I hope that I can retain my sense of humour at the end, if I have time to enjoy a joke or two, to help dispel any gloom that may accumulate at my bedside. My son has been instructed to throw a bucket of cold water over my sister if she gets too tired and emotional. I love her dearly but she can be relied upon to make a drama out of a crisis, and I'd like to die in peace.

gloriamundi said...

Margaret, I love the idea of your dripping wet relatives being stunned into silence so you can get on with your last important job!

But I hope that bucket of water is not necessary for a long time yet.

Margaret Nelson said...

Thanks. Me too.

Charles Cowling said...

Unhappiest by far are those who die terrified.

Dry, wry and bracing to the end, Margaret. We expect nothing else.

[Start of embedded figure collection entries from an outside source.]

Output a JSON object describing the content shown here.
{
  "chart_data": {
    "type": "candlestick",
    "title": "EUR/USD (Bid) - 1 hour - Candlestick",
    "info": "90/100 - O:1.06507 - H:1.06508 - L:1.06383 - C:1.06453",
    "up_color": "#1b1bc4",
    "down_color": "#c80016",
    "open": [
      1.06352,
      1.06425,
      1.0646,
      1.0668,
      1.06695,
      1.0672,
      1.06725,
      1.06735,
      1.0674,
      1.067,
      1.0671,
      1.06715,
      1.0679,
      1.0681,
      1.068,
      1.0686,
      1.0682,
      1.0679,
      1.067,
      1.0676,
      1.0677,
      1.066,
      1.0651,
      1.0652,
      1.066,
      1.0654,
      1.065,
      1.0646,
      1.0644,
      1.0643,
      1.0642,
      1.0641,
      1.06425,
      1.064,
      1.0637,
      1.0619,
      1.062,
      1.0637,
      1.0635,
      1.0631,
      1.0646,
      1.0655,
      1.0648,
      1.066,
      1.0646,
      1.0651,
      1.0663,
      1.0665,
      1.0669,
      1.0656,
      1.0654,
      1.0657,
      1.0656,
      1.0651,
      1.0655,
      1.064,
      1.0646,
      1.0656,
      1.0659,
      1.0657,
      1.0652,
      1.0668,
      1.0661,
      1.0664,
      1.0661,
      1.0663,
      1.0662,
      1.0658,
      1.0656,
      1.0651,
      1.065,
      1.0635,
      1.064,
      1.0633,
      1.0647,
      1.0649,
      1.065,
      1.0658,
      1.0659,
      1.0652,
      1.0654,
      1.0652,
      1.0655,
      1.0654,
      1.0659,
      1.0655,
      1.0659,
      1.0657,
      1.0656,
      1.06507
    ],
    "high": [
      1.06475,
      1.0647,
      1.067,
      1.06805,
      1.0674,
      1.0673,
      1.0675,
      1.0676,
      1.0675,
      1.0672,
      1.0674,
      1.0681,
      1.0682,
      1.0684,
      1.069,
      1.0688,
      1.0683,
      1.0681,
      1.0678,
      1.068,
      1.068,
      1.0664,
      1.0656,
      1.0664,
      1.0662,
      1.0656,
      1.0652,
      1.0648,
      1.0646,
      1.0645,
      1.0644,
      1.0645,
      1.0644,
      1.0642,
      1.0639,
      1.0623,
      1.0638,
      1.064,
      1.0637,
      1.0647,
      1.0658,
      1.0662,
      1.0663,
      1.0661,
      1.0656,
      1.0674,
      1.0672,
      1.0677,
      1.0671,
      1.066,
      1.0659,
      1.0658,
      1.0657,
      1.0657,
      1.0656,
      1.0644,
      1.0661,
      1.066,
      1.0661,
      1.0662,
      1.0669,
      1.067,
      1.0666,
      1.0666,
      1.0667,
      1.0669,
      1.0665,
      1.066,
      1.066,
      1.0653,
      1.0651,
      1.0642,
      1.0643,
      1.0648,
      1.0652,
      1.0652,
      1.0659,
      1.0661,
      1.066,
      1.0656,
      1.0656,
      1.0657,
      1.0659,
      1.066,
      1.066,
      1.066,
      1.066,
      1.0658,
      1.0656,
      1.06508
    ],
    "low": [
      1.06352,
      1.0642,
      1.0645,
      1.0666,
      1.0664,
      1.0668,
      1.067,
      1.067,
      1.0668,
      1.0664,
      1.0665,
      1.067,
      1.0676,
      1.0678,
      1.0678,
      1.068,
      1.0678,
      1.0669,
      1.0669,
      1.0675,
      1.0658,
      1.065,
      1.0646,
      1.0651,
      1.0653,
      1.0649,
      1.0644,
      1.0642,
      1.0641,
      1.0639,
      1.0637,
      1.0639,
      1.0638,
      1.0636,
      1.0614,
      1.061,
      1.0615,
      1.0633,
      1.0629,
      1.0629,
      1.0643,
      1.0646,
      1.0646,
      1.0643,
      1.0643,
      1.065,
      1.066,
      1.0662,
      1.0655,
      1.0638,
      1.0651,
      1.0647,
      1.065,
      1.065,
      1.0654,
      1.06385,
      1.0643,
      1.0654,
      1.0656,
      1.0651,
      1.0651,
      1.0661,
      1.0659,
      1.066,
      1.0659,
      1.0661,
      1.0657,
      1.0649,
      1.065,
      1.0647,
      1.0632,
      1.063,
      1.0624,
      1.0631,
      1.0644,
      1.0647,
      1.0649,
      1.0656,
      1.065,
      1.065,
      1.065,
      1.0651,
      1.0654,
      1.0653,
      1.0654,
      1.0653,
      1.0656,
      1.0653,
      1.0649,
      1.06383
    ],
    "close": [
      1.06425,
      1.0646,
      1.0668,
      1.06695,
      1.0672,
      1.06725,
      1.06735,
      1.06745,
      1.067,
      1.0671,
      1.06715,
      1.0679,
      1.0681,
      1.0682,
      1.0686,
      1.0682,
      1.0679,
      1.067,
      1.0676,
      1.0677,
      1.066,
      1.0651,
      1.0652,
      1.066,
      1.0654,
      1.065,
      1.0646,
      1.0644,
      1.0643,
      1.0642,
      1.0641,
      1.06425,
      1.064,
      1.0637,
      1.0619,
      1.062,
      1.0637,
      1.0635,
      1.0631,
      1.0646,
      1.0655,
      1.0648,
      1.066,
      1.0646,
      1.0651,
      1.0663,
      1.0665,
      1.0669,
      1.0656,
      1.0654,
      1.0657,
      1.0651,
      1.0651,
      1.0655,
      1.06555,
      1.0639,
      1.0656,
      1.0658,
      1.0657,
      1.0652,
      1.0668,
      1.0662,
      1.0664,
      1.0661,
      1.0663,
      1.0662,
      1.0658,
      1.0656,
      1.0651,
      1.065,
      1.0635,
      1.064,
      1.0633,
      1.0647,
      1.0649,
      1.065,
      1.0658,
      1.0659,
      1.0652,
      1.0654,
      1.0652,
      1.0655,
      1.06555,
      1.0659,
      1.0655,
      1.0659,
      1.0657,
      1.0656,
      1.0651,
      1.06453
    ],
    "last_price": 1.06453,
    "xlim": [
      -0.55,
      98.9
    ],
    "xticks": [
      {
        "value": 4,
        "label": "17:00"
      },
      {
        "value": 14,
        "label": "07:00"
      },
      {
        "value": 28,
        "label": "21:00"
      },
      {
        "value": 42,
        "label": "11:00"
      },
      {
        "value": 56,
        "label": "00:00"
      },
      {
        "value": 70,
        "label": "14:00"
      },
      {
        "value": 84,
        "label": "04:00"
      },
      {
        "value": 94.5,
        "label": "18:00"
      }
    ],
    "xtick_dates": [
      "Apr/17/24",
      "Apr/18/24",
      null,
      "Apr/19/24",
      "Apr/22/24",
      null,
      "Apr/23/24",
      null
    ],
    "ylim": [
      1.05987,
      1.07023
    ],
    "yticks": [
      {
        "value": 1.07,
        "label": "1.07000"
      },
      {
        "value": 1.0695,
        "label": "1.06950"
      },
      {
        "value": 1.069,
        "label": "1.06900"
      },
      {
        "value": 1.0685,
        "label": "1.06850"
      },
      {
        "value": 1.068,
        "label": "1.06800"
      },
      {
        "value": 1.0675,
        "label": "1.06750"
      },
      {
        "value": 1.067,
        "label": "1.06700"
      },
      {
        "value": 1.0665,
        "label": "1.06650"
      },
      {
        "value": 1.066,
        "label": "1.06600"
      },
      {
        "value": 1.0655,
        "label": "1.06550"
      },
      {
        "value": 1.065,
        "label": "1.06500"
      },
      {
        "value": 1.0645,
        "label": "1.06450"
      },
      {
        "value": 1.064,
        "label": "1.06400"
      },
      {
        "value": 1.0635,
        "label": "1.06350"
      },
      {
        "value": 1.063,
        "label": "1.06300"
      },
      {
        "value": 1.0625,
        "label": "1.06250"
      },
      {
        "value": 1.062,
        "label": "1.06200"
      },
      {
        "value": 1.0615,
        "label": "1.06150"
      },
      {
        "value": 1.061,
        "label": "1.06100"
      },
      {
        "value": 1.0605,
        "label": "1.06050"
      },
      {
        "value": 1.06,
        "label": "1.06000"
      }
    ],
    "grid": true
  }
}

Important to do it well, with courage and cheerfulness. No better legacy, and a stern responsibility. Harder and harder to do in these days of protracted decrepitude.

Margaret Nelson said...

Thanks Charles.

“Dying is a very dull, dreary affair. And my advice to you is to have nothing whatever to do with it.” I think that Somerset Maugham said this to his nephew shortly before he died.

Charles Cowling said...

Understatement is delicious at any time, but perhaps no more delicious than when uttered from a deathbed. Serious stuff, humour.